Basiquement, un chien tête en bas, mais aussi Shirsasana que je pratique quasi quotidiennement, dans ma séance journalière d’un petit quart d’heure … Salutations au soleil, Shirsasana, et Bakasana. Toutes les postures d’équilibre me font du bien, quand j’arrive à les faire. Et cela me permet aussi de jauger mon état d’ancrage et de sérénité, parce que, par exemple, Shirsasana, si je ne suis pas centrée et sereine, je n’y arrive pas bien, je peux me faire mal. C’est également une bonne façon pour contrer les effets secondaires de certains médicaments psychotropes. Je pense à la perte de tonicité. Je me réjouis, car avec ces quelques efforts non dénués d’attraits, j’arrive à rester dans la concentration, dans la conscience. J’apprécie particulièrement la conscience du corps que cette discipline m’apporte. Le respect révélé qu’on doit à notre véhicule unique sur cette Terre… Par la suite, j’ai découvert une autre pratique qui n’est pas le yoga, je ne vais pas trop en parler là, mais en tout cas, elle me fait également beaucoup avancer. La démarche est inverse à celle du yoga qui est une recherche volontaire de la posture juste… Je me sers de mouvements involontaires du système parasympathique, dans un état de conscience légèrement modifié par une certain façon d’expirer. Cela s’approche de la transe… Et, dans ces états-là, je découvre la justesse… Par exemple, c’est ainsi que j’ai réussi à faire la première fois Bakasana, qui s’est imposé à moi, alors qu’en atelier, je n’y arrivais pas, par peur de me blesser, de tomber la tête la première. Et dans cet état légèrement transcendantal, je l’ai fait naturellement et j’ai compris, j’ai senti ce qu’était la posture juste et maintenant j’adore le faire… Je passe, encore une fois, par l’inconscient pour comprendre les choses et ça, cela fait partie, en tout cas de moi, comment je pratique la pair-aidance, c’est que je fais des trucs et après, seulement après je mets de la pensée dessus. Ou de la conscience ou je ne sais pas. Mais l’origine est dans le spontané.

 

Yann |

Oui, et c’est de l’intuition, tu dirais ?

 

Camille |

Oui, c’est de l’intuition, on pourrait dire ça comme ça. C’est de l’intuition ou plutôt un état inspiré…

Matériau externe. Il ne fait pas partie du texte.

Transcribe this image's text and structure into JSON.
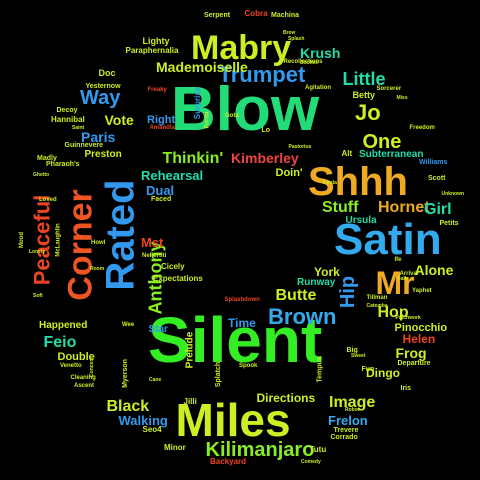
{
  "cloud": {
    "words": [
      {
        "text": "Blow",
        "color": "#22dd77"
      },
      {
        "text": "Silent",
        "color": "#33ee22"
      },
      {
        "text": "Miles",
        "color": "#ccee22"
      },
      {
        "text": "Satin",
        "color": "#33aaee"
      },
      {
        "text": "Shhh",
        "color": "#eeaa22"
      },
      {
        "text": "Mabry",
        "color": "#ccee22"
      },
      {
        "text": "Rated",
        "color": "#3399ee"
      },
      {
        "text": "Corner",
        "color": "#ee5522"
      },
      {
        "text": "Peaceful",
        "color": "#ee4422"
      },
      {
        "text": "Trumpet",
        "color": "#3399ee"
      },
      {
        "text": "Brown",
        "color": "#33aaee"
      },
      {
        "text": "Mr",
        "color": "#eeaa22"
      },
      {
        "text": "Kilimanjaro",
        "color": "#88ee22"
      },
      {
        "text": "Way",
        "color": "#3399ee"
      },
      {
        "text": "Little",
        "color": "#22ddaa"
      },
      {
        "text": "Mademoiselle",
        "color": "#ccee22"
      },
      {
        "text": "Krush",
        "color": "#22ddaa"
      },
      {
        "text": "One",
        "color": "#ccee22"
      },
      {
        "text": "Jo",
        "color": "#ccee22"
      },
      {
        "text": "Thinkin'",
        "color": "#88ee22"
      },
      {
        "text": "Stuff",
        "color": "#88ee22"
      },
      {
        "text": "Hornet",
        "color": "#eeaa22"
      },
      {
        "text": "Girl",
        "color": "#22ddaa"
      },
      {
        "text": "Anthony",
        "color": "#88ee22"
      },
      {
        "text": "Hip",
        "color": "#3399ee"
      },
      {
        "text": "Butte",
        "color": "#ccee22"
      },
      {
        "text": "Alone",
        "color": "#ccee22"
      },
      {
        "text": "Black",
        "color": "#ccee22"
      },
      {
        "text": "Image",
        "color": "#ccee22"
      },
      {
        "text": "Kimberley",
        "color": "#ee4444"
      },
      {
        "text": "Hop",
        "color": "#ccee22"
      },
      {
        "text": "Feio",
        "color": "#22ddaa"
      },
      {
        "text": "Frog",
        "color": "#ccee22"
      },
      {
        "text": "Helen",
        "color": "#ee4422"
      },
      {
        "text": "Vote",
        "color": "#ccee22"
      },
      {
        "text": "Paris",
        "color": "#3399ee"
      },
      {
        "text": "Rehearsal",
        "color": "#22ddaa"
      },
      {
        "text": "Dual",
        "color": "#3399ee"
      },
      {
        "text": "Mst",
        "color": "#ee4422"
      },
      {
        "text": "York",
        "color": "#ccee22"
      },
      {
        "text": "Runway",
        "color": "#22ddaa"
      },
      {
        "text": "Walking",
        "color": "#3399ee"
      },
      {
        "text": "Frelon",
        "color": "#33aaee"
      },
      {
        "text": "Directions",
        "color": "#ccee22"
      },
      {
        "text": "Time",
        "color": "#3399ee"
      },
      {
        "text": "Double",
        "color": "#ccee22"
      },
      {
        "text": "Happened",
        "color": "#ccee22"
      },
      {
        "text": "Pinocchio",
        "color": "#ccee22"
      },
      {
        "text": "Dingo",
        "color": "#ccee22"
      },
      {
        "text": "Subterranean",
        "color": "#22ddaa"
      },
      {
        "text": "Doin'",
        "color": "#ccee22"
      },
      {
        "text": "Ursula",
        "color": "#22ddaa"
      },
      {
        "text": "Preston",
        "color": "#ccee22"
      },
      {
        "text": "Right",
        "color": "#3399ee"
      },
      {
        "text": "Star",
        "color": "#3399ee"
      },
      {
        "text": "Prelude",
        "color": "#ccee22"
      },
      {
        "text": "Doc",
        "color": "#ccee22"
      },
      {
        "text": "Lighty",
        "color": "#ccee22"
      },
      {
        "text": "Paraphernalia",
        "color": "#ccee22"
      },
      {
        "text": "Serpent",
        "color": "#ccee22"
      },
      {
        "text": "Cobra",
        "color": "#ee4422"
      },
      {
        "text": "Machina",
        "color": "#ccee22"
      },
      {
        "text": "Betty",
        "color": "#ccee22"
      },
      {
        "text": "Yesternow",
        "color": "#ccee22"
      },
      {
        "text": "Hannibal",
        "color": "#ccee22"
      },
      {
        "text": "Guinnevere",
        "color": "#ccee22"
      },
      {
        "text": "Pharaoh's",
        "color": "#ccee22"
      },
      {
        "text": "Mood",
        "color": "#ccee22"
      },
      {
        "text": "Madly",
        "color": "#ccee22"
      },
      {
        "text": "McLaughlin",
        "color": "#ccee22"
      },
      {
        "text": "Faced",
        "color": "#ccee22"
      },
      {
        "text": "Cicely",
        "color": "#ccee22"
      },
      {
        "text": "Expectations",
        "color": "#ccee22"
      },
      {
        "text": "Jilli",
        "color": "#ccee22"
      },
      {
        "text": "Splatch",
        "color": "#ccee22"
      },
      {
        "text": "Spook",
        "color": "#ccee22"
      },
      {
        "text": "Seo4",
        "color": "#ccee22"
      },
      {
        "text": "Minor",
        "color": "#ccee22"
      },
      {
        "text": "Backyard",
        "color": "#ee4422"
      },
      {
        "text": "Tutu",
        "color": "#ccee22"
      },
      {
        "text": "Corrado",
        "color": "#ccee22"
      },
      {
        "text": "Trevere",
        "color": "#ccee22"
      },
      {
        "text": "Iris",
        "color": "#ccee22"
      },
      {
        "text": "Departure",
        "color": "#ccee22"
      },
      {
        "text": "Big",
        "color": "#ccee22"
      },
      {
        "text": "Fun",
        "color": "#ccee22"
      },
      {
        "text": "Williams",
        "color": "#3399ee"
      },
      {
        "text": "Scott",
        "color": "#ccee22"
      },
      {
        "text": "Petits",
        "color": "#ccee22"
      },
      {
        "text": "Loved",
        "color": "#ccee22"
      },
      {
        "text": "Freedom",
        "color": "#ccee22"
      },
      {
        "text": "Miss",
        "color": "#ccee22"
      },
      {
        "text": "Gota",
        "color": "#ccee22"
      },
      {
        "text": "Agitation",
        "color": "#ccee22"
      },
      {
        "text": "Recollections",
        "color": "#ccee22"
      },
      {
        "text": "Freaky",
        "color": "#ee4422"
      },
      {
        "text": "Surprise",
        "color": "#3399ee"
      },
      {
        "text": "Amandla",
        "color": "#ee4422"
      },
      {
        "text": "Decoy",
        "color": "#ccee22"
      },
      {
        "text": "Ghetto",
        "color": "#ccee22"
      },
      {
        "text": "Howl",
        "color": "#ccee22"
      },
      {
        "text": "Room",
        "color": "#ccee22"
      },
      {
        "text": "Soft",
        "color": "#ccee22"
      },
      {
        "text": "Concert",
        "color": "#ccee22"
      },
      {
        "text": "Cleaning",
        "color": "#ccee22"
      },
      {
        "text": "Ascent",
        "color": "#ccee22"
      },
      {
        "text": "Venetto",
        "color": "#ccee22"
      },
      {
        "text": "Wee",
        "color": "#ccee22"
      },
      {
        "text": "Myerson",
        "color": "#ccee22"
      },
      {
        "text": "Splashdown",
        "color": "#ee4422"
      },
      {
        "text": "Tillman",
        "color": "#ccee22"
      },
      {
        "text": "Catemba",
        "color": "#ccee22"
      },
      {
        "text": "Yaphet",
        "color": "#ccee22"
      },
      {
        "text": "Arrival",
        "color": "#ccee22"
      },
      {
        "text": "Falls",
        "color": "#ccee22"
      },
      {
        "text": "Alt",
        "color": "#ccee22"
      },
      {
        "text": "Lo",
        "color": "#ccee22"
      },
      {
        "text": "Pastorius",
        "color": "#ccee22"
      },
      {
        "text": "Sorcerer",
        "color": "#ccee22"
      },
      {
        "text": "Bitches",
        "color": "#ccee22"
      },
      {
        "text": "Brew",
        "color": "#ccee22"
      },
      {
        "text": "Splash",
        "color": "#ccee22"
      },
      {
        "text": "NeFertiti",
        "color": "#ccee22"
      },
      {
        "text": "Lonely",
        "color": "#ccee22"
      },
      {
        "text": "Portia",
        "color": "#ccee22"
      },
      {
        "text": "Ife",
        "color": "#ccee22"
      },
      {
        "text": "Tempus",
        "color": "#ccee22"
      },
      {
        "text": "Comedy",
        "color": "#ccee22"
      },
      {
        "text": "Robot",
        "color": "#ccee22"
      },
      {
        "text": "Sweet",
        "color": "#ccee22"
      },
      {
        "text": "Unknown",
        "color": "#ccee22"
      },
      {
        "text": "Saint",
        "color": "#ccee22"
      },
      {
        "text": "Cane",
        "color": "#ccee22"
      },
      {
        "text": "Kinda",
        "color": "#ccee22"
      },
      {
        "text": "Patchwork",
        "color": "#ccee22"
      }
    ]
  }
}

Je viens de traverser la plus longue période sans traitement depuis mes 16 ans. J’ai vu que quand je respirais plus en profondeur, plus lentement, quand je prenais le temps, le message était plus clair… et pour cela, tout ce qui fait appel à la créativité et la beauté m’aide beaucoup.

Le sport en soi, pratiquer seul est un bon moyen de décharge. Les sports collectifs, un vrai exercice de communication non violente et d’entraide avec un objectif à la clé.

Faire et être finalement, tout simplement, et pas rester dans sa tête. J’inclus l’état contemplatif dans l’être. Ne pas penser uniquement à son petit « je ». Un mental trop chargé, trop dense, c’est comme un trou noir, c’est de la matière trop condensée, c’est absorbant, douloureux…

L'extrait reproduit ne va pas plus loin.